WikiLeaks releases 5 hour conversation between Google Chairman Eric Schmidt and Julian Assange

Google chairman Eric Schmidt and WikiLeaks founder Julian Assange secretly met in 2011 and held an extended interview, according to a transcript published on the whistleblowing site. The leak is surprisingly well timed — While conducting research with Jared Cohen for their book The New Digital Age, which is set to be released on Tuesday. Assange was under house arrest in England at the time, Eric had five-hour conversation with him.

If you read the conversation its basically a fascinating look into the minds of the two men, both of whom have had immeasurable impact on issues surrounding technology over recent years. Topics shifted from the blithe, such as Schmidt’s bad experiences with Delta Air Lines and Assange’s endless stream of “crazed” female visitors, to the bigger topics like — Schmidt asking Assange to answer criticism that WikiLeaks has caused  more harm than good with its releases, while saying that “we are obviously sympathetic to” his side of the story. Assange later equates WikiLeaks’ flow of permeate information to YouTube, where Google is unable to review every submission made to the site before publishing.

“Why are you not getting enormous numbers of anonymous USB drives about the bad documents in African countries that are run by these evil dictator types?”

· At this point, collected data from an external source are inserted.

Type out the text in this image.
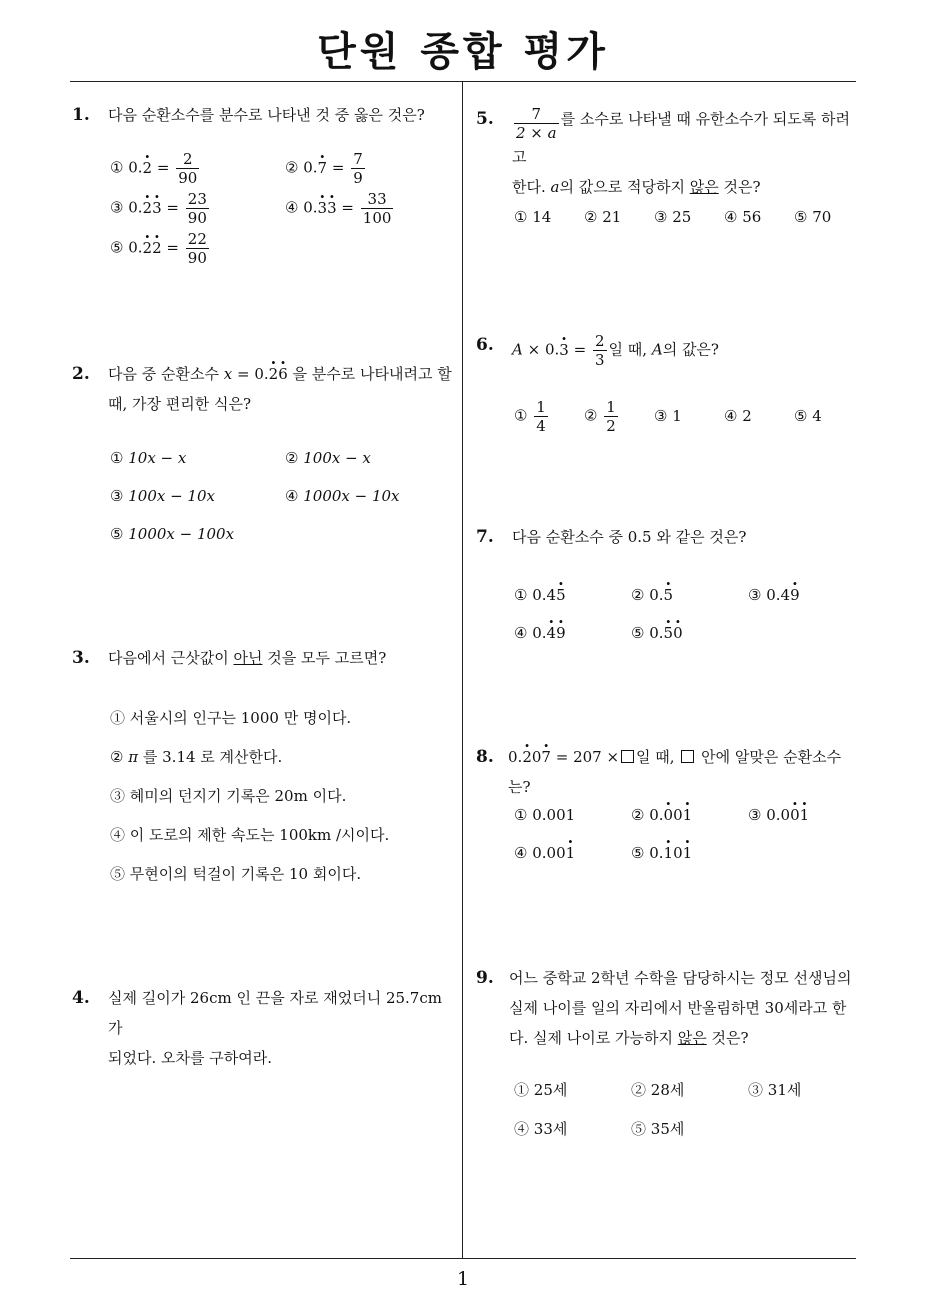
단원 종합 평가
1
1. 다음 순환소수를 분수로 나타낸 것 중 옳은 것은?
① 0.2 · = $\frac{2}{90}$	② 0.7 · = $\frac{7}{9}$
③ 0.2 ·3 · = $\frac{23}{90}$	④ 0.3 ·3 · = $\frac{33}{100}$
⑤ 0.2 ·2 · = $\frac{22}{90}$
2. 다음 중 순환소수 x = 0.2 ·6 · 을 분수로 나타내려고 할
때, 가장 편리한 식은?
① 10x − x	② 100x − x
③ 100x − 10x	④ 1000x − 10x
⑤ 1000x − 100x
3. 다음에서 근삿값이 아닌 것을 모두 고르면?
① 서울시의 인구는 1000 만 명이다.
② π 를 3.14 로 계산한다.
③ 혜미의 던지기 기록은 20m 이다.
④ 이 도로의 제한 속도는 100km /시이다.
⑤ 무현이의 턱걸이 기록은 10 회이다.
4. 실제 길이가 26cm 인 끈을 자로 재었더니 25.7cm 가
되었다. 오차를 구하여라.
5. $\frac{7}{2 \times a}$ 를 소수로 나타낼 때 유한소수가 되도록 하려고
한다. a의 값으로 적당하지 않은 것은?
① 14 ② 21 ③ 25 ④ 56 ⑤ 70
6. A × 0.3 · = $\frac{2}{3}$ 일 때, A의 값은?
① $\frac{1}{4}$ ② $\frac{1}{2}$ ③ 1	④ 2	⑤ 4
7. 다음 순환소수 중 0.5 와 같은 것은?
① 0.45 ·	② 0.5 ·	③ 0.49 ·
④ 0.4 ·9 ·	⑤ 0.5 ·0 ·
8. 0.2 ·07 · = 207 × 일 때, 안에 알맞은 순환소수는?
① 0.001	② 0.0 ·01 ·	③ 0.00 ·1 ·
④ 0.001 ·	⑤ 0.1 ·01 ·
9. 어느 중학교 2학년 수학을 담당하시는 정모 선생님의
실제 나이를 일의 자리에서 반올림하면 30세라고 한
다. 실제 나이로 가능하지 않은 것은?
① 25세	② 28세	③ 31세
④ 33세	⑤ 35세
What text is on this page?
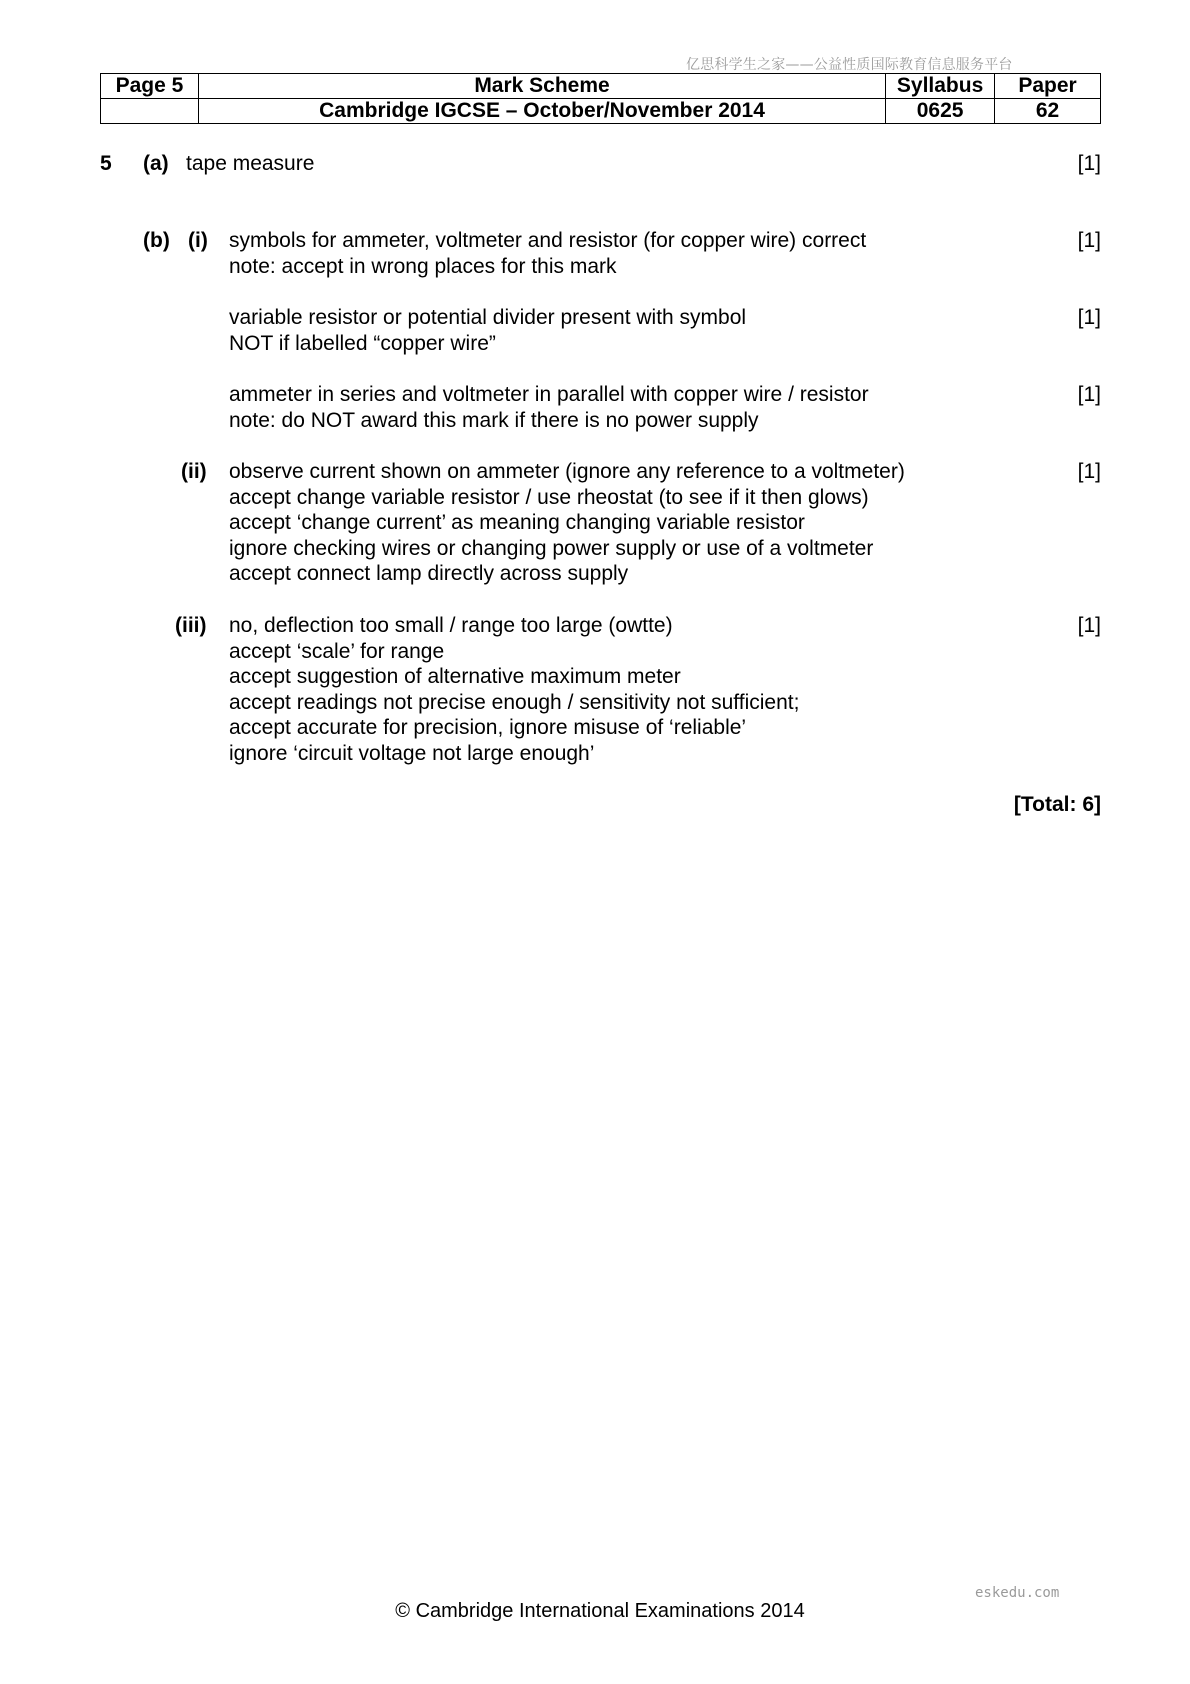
亿思科学生之家——公益性质国际教育信息服务平台
Page 5	Mark Scheme	Syllabus	Paper
	Cambridge IGCSE – October/November 2014	0625	62
5 (a) tape measure	[1]
(b) (i) symbols for ammeter, voltmeter and resistor (for copper wire) correct
note: accept in wrong places for this mark
[1]
variable resistor or potential divider present with symbol
NOT if labelled “copper wire”
[1]
ammeter in series and voltmeter in parallel with copper wire / resistor
note: do NOT award this mark if there is no power supply
[1]
(ii) observe current shown on ammeter (ignore any reference to a voltmeter)
accept change variable resistor / use rheostat (to see if it then glows)
accept ‘change current’ as meaning changing variable resistor
ignore checking wires or changing power supply or use of a voltmeter
accept connect lamp directly across supply
[1]
(iii) no, deflection too small / range too large (owtte)
accept ‘scale’ for range
accept suggestion of alternative maximum meter
accept readings not precise enough / sensitivity not sufficient;
accept accurate for precision, ignore misuse of ‘reliable’
ignore ‘circuit voltage not large enough’
[1]
[Total: 6]
eskedu.com
© Cambridge International Examinations 2014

— http://wikileaks.org/Transcript-Meeting-Assange-Schmidt?nocache

Schmidt is also interested in why WikiLeaks publishes more information on Western democracies than more oppressive regimes, asking “Why are you not getting enormous numbers of anonymous USB drives about the bad documents in African
countries that are run by these evil dictator types?” Assange replies that “we have gotten some decent African stuff,” but makes the point that a lot of these countries don’t use English for government business or “are not as networked.”

“We wouldn’t mind a leak from Google.”

Later, Assange says that he “wouldn’t mind a leak from Google” on all data requests made under the Patriot Act. Schmidt replies that he has criticized the acts in the past, calling them “non-transparent,” but says that any such leak would be illegal.